In November, voters will note that amendment 12 seeks to set an extended ban on lobbying, which would ensure that state and local elected officials would be prevented from lobbying for six years after they have left office. The proposal was largely worked by former state Senate President Don Gaetz, a Republican from Niceville, who also served time on the Florida Constitution Revision Commission. The Commission meets every 20 years and they’re able to place constitutional changes for citizens to vote on.
Before the Commission approved the proposal in April, Gaetz explained that “In the usual business of government and politics, there’s not much time or energy or space for discussions or initiatives having to do with ethics.”

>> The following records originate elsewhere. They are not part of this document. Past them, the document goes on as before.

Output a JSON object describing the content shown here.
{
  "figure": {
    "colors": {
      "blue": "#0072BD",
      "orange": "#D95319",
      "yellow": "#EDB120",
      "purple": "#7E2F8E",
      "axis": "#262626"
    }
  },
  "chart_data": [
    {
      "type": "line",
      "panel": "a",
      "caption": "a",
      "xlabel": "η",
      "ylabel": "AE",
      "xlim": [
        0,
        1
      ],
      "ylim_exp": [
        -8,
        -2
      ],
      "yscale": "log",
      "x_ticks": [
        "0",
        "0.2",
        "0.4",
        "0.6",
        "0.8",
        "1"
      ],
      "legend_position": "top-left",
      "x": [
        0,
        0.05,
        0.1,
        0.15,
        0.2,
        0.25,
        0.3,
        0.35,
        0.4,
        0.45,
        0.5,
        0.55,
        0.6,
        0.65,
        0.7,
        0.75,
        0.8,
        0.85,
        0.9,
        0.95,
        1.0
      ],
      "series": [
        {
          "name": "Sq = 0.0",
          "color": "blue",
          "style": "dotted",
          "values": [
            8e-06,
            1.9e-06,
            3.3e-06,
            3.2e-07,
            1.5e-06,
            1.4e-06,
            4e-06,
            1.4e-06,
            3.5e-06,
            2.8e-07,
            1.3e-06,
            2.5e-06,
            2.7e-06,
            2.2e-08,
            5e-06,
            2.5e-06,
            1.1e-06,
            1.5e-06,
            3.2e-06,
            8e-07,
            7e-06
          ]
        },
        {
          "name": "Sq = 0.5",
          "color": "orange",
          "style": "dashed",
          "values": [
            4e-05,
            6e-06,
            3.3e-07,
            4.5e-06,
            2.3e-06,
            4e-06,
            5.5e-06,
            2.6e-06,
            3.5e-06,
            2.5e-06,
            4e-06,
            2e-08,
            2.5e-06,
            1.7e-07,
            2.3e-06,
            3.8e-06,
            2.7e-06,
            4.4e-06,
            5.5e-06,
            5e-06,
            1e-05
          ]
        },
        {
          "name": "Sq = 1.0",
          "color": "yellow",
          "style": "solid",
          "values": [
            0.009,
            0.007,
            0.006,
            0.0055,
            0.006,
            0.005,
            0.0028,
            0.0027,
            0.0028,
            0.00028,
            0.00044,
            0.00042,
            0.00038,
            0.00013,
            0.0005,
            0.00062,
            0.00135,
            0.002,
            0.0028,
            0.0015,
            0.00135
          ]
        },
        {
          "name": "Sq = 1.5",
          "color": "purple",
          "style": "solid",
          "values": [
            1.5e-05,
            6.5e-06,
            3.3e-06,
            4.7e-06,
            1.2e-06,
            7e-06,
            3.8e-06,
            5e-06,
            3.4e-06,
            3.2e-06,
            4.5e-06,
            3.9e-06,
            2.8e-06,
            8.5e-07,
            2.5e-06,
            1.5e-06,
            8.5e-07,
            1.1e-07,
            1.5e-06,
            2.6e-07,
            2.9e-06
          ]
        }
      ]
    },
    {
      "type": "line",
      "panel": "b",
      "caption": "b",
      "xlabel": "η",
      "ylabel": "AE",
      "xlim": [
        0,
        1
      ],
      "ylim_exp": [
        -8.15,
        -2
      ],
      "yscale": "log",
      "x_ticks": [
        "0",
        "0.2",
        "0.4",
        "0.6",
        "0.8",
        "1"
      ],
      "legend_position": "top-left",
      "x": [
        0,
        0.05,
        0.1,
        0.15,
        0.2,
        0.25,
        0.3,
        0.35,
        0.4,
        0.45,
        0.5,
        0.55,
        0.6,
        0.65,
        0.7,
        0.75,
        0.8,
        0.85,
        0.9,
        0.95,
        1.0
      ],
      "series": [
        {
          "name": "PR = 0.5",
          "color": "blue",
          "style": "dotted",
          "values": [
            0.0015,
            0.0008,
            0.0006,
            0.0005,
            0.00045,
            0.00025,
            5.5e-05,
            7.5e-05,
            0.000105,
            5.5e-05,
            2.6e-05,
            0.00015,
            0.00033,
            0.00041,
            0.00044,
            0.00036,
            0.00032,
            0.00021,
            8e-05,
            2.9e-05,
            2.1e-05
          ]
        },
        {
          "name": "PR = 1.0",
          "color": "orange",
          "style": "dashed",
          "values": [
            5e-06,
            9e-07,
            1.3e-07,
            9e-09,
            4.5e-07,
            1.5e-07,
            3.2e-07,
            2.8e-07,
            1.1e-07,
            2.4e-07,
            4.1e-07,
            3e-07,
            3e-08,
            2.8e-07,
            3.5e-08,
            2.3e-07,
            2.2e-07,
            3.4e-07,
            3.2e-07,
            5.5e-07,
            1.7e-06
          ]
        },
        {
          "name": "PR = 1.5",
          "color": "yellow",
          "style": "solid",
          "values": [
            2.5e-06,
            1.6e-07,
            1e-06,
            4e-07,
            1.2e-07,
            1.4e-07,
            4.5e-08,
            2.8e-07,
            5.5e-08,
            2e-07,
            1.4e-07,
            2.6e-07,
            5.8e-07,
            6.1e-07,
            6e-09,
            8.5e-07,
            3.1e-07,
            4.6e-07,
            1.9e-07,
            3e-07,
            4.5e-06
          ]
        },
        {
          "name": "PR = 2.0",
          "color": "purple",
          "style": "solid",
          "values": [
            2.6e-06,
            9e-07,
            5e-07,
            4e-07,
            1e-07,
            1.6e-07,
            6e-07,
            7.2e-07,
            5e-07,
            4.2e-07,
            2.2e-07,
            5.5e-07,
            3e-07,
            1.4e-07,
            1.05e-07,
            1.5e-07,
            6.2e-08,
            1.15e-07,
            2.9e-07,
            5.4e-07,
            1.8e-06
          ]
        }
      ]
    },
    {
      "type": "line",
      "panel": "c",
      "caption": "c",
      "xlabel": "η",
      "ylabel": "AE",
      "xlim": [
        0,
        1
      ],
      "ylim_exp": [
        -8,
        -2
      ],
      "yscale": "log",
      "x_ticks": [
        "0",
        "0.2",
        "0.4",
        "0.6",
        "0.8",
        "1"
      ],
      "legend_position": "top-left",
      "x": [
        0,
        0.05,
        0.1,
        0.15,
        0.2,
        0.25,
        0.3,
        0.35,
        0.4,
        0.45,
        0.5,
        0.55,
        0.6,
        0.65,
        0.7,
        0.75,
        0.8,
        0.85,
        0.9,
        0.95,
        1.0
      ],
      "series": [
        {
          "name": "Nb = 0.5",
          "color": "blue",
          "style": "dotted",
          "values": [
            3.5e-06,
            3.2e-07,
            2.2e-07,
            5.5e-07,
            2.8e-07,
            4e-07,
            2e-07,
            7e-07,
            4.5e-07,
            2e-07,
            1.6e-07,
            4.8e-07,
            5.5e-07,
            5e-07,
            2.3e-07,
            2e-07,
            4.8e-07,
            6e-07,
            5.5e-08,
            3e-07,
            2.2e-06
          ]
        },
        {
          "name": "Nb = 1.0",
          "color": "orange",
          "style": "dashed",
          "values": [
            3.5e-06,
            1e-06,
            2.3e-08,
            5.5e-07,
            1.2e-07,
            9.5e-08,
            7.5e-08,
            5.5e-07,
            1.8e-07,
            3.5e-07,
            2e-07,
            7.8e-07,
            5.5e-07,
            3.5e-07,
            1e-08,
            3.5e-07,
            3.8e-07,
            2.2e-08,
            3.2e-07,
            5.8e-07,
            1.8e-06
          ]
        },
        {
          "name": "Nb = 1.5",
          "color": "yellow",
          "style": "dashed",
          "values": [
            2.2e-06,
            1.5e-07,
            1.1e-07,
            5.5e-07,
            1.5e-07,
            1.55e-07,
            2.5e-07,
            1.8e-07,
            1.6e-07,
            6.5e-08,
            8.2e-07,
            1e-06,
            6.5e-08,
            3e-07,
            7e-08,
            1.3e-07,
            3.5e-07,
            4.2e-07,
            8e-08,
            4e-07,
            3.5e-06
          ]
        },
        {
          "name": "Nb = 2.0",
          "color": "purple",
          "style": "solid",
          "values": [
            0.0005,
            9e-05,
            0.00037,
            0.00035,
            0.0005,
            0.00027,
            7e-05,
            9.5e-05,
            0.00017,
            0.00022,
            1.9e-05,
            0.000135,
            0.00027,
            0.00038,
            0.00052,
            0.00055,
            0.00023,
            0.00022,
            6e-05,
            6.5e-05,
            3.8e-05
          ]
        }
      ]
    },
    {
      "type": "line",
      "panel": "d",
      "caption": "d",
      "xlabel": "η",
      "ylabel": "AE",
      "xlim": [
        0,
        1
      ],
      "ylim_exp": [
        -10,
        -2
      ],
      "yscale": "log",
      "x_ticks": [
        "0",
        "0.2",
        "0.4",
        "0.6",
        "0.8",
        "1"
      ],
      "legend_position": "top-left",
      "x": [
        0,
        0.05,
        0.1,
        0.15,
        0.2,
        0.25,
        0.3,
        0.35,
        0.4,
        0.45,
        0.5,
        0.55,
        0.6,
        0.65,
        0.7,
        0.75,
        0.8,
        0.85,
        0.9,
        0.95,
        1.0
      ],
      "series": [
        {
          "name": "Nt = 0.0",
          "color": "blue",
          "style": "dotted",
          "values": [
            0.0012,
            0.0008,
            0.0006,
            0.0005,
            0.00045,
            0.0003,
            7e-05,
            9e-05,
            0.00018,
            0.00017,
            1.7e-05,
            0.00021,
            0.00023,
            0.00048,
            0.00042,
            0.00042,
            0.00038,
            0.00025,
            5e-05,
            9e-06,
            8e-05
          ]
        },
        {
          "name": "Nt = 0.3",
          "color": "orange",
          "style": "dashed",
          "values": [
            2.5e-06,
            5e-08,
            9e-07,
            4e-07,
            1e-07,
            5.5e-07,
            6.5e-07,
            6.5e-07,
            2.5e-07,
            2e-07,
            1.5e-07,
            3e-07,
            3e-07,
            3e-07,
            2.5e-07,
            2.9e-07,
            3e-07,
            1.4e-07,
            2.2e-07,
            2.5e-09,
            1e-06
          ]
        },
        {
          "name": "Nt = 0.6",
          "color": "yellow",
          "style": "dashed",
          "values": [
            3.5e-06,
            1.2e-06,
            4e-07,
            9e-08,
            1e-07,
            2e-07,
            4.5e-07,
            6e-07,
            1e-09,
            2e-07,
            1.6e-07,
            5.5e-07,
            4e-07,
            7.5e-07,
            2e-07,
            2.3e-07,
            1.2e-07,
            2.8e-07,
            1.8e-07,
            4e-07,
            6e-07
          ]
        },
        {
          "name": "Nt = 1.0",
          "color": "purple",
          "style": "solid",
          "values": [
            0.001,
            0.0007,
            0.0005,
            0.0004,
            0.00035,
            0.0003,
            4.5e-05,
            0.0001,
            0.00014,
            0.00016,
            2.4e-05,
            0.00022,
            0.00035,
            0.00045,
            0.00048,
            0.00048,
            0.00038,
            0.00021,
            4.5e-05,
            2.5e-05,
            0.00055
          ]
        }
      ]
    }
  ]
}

He added that he’s aware of the impact amendment 12 would have because of the reaction he’s received since the proposal was advanced.
Commenting on the matter, Gaetz said that “State and local politicians have called me or come to see me, troubled that their present activities or future career plans might be in jeopardy, and that reassured me. Everybody is for ethics until it knocks on our door.”
In essence, the amendment extends the current lobbying ban from two to six years, ensuring that state lawmakers and statewide elected officials won’t lobby the Legislature, a state agency or Cabinet offices. In addition, former state agency heads will also be banned from lobbying the agencies they headed as well as other state agencies and the Legislature.
Locally, the amendment would ensure that former school-board members, mayors, county commissioners, city-council members and constitutional officers would be banned from lobbying the agencies they were members of.
Former judges would be banned from lobbying the Legislature or state executive agencies, and public officials at the state and local levels would be banned from lobbying any government entity, including the federal government, while they are in office for any “compensation.”